## COUNT_DISTINCT

The `COUNT_DISTINCT` function returns the approximate number of distinct values in a column or expression.

## Syntax

`COUNT_DISTINCT(field, precision)`

### Parameters

#### `field`

The column or literal for which to count the number of distinct values.

#### `precision`

(Optional) The precision threshold. The maximum supported value is 40,000. Thresholds above this value will behave as if set to 40,000. The default value is 3,000. Higher precision thresholds may increase memory usage and processing time.

## Examples

Counting distinct values in multiple columns

```esql
FROM hosts
| STATS COUNT_DISTINCT(ip0), COUNT_DISTINCT(ip1)
```

This example calculates the approximate number of distinct values in the `ip0` and `ip1` columns.

Configuring the precision threshold

```esql
FROM hosts
| STATS COUNT_DISTINCT(ip0, 80000), COUNT_DISTINCT(ip1, 5)
```

This example demonstrates how to specify a precision threshold for each column. The `ip0` column uses a high precision threshold of 80,000, while the `ip1` column uses a low threshold of 5.

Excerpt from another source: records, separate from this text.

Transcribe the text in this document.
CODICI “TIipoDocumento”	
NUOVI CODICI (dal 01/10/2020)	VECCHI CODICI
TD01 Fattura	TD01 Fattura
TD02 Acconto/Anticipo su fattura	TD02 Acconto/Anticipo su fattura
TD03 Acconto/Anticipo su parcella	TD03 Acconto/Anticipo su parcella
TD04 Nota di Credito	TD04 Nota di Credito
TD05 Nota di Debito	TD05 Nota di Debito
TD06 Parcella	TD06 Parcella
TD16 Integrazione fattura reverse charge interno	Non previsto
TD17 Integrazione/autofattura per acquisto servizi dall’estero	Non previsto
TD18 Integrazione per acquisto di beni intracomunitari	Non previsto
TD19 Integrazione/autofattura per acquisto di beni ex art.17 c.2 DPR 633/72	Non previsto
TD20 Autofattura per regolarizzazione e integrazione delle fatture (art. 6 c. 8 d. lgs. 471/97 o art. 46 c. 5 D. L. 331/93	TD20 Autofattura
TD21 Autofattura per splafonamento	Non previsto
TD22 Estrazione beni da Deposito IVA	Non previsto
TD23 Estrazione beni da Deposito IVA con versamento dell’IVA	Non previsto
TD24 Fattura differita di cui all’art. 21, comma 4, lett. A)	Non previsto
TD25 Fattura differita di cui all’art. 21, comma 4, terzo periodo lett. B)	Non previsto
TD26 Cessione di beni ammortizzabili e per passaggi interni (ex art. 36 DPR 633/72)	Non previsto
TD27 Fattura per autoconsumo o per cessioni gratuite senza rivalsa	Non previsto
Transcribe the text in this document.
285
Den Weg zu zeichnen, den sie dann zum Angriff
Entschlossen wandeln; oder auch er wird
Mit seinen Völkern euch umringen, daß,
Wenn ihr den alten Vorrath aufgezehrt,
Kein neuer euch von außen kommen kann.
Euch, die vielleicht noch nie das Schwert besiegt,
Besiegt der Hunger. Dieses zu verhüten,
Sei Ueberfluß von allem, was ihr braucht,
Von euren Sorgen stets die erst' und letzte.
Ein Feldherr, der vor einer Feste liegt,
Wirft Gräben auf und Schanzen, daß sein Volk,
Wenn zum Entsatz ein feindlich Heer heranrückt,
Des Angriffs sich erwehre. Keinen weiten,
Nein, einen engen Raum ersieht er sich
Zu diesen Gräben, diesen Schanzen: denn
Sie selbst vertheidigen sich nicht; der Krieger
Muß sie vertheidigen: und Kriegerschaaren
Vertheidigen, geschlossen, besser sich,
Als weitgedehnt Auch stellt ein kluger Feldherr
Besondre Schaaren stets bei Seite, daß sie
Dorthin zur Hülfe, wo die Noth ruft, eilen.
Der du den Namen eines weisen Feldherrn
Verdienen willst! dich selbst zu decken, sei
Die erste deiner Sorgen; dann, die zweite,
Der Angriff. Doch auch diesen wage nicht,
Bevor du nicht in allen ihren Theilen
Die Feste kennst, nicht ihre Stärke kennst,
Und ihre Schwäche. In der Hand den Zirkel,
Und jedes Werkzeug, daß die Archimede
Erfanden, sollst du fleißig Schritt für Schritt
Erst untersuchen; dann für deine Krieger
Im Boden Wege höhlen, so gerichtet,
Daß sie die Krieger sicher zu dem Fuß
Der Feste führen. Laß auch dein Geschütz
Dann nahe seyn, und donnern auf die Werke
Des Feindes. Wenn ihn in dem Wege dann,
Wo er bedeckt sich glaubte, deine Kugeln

Counting distinct values from a split string

```esql
ROW words="foo;bar;baz;qux;quux;foo"
| STATS distinct_word_count = COUNT_DISTINCT(SPLIT(words, ";"))
```

This example splits the `words` string into multiple values using the `SPLIT` function and counts the unique values. The result is the number of distinct words in the string.

### Notes

- Computing exact counts requires loading values into a set and returning its size, which doesn't scale well for high-cardinality sets or large values due to memory usage and communication overhead.
- The HyperLogLog++ algorithm's accuracy depends on the leading zeros of hashed values, and the exact distributions of hashes in a dataset can affect the accuracy of the cardinality.
- Even with a low threshold, the error remains very low (1-6%) even when counting millions of items.